Obomsawin later said that she respected Lessard for his decision to speak directly and honestly with her, even if she strongly disagreed with his actions:

I invited him to Montreal for the interview and he knew I had a lot of problems with him. Many people told him not to come, that I would make mincemeat out of him. But he came, and I admired him for that. We fought all the time, but in the end I came to understand why people voted for him.

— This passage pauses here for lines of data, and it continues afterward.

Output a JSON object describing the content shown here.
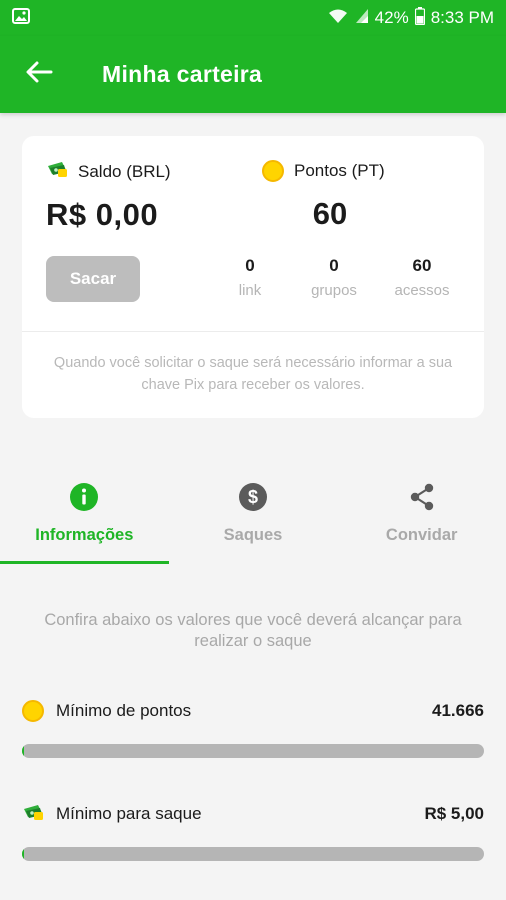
{
  "status_bar": {
    "battery": "42%",
    "time": "8:33 PM"
  },
  "app_bar": {
    "title": "Minha carteira"
  },
  "wallet": {
    "balance_label": "Saldo (BRL)",
    "balance_value": "R$ 0,00",
    "points_label": "Pontos (PT)",
    "points_value": "60",
    "withdraw_label": "Sacar",
    "stats": [
      {
        "value": "0",
        "label": "link"
      },
      {
        "value": "0",
        "label": "grupos"
      },
      {
        "value": "60",
        "label": "acessos"
      }
    ],
    "note": "Quando você solicitar o saque será necessário informar a sua chave Pix para receber os valores."
  },
  "tabs": [
    {
      "label": "Informações",
      "icon": "info-icon",
      "active": true
    },
    {
      "label": "Saques",
      "icon": "dollar-icon",
      "active": false
    },
    {
      "label": "Convidar",
      "icon": "share-icon",
      "active": false
    }
  ],
  "info": {
    "text": "Confira abaixo os valores que você deverá alcançar para realizar o saque"
  },
  "requirements": [
    {
      "label": "Mínimo de pontos",
      "value": "41.666",
      "icon": "coin-icon",
      "progress": 0.0014
    },
    {
      "label": "Mínimo para saque",
      "value": "R$ 5,00",
      "icon": "cash-icon",
      "progress": 0.0
    }
  ],
  "colors": {
    "primary": "#1fb526",
    "coin": "#ffd400",
    "muted": "#b5b5b5",
    "disabled_button": "#bdbdbd"
  }
}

He stood his ground, and if he made a promise to his constituents, you could be sure he would do his best to keep it.

==Music==
In addition to documentary material and interviews, the film also includes a musical segment in which found film on the life cycle of salmon is accompanied by a song by Willie Dunn.

==Legacy==
Mi'kmaq director Jeff Barnaby, who witnessed the 1981 raids first-hand, has stated that Incident at Restigouche was an inspirational film for him:

That documentary encapsulated the idea of films being a form of social protest for me, and that's something that didn't even dawn on me until I was much older. It started right there with that film.

Barnaby had all of the actors in his 2019 film Blood Quantum, about the effects of a zombie apocalypse on a Mi'kmaq reserve, watch Incident at Restigouche before commencing filming.

In 2021 the film was selected for inclusion in Celebrating Alanis, a retrospective program of Obomsawin's films at the 2021 Toronto International Film Festival.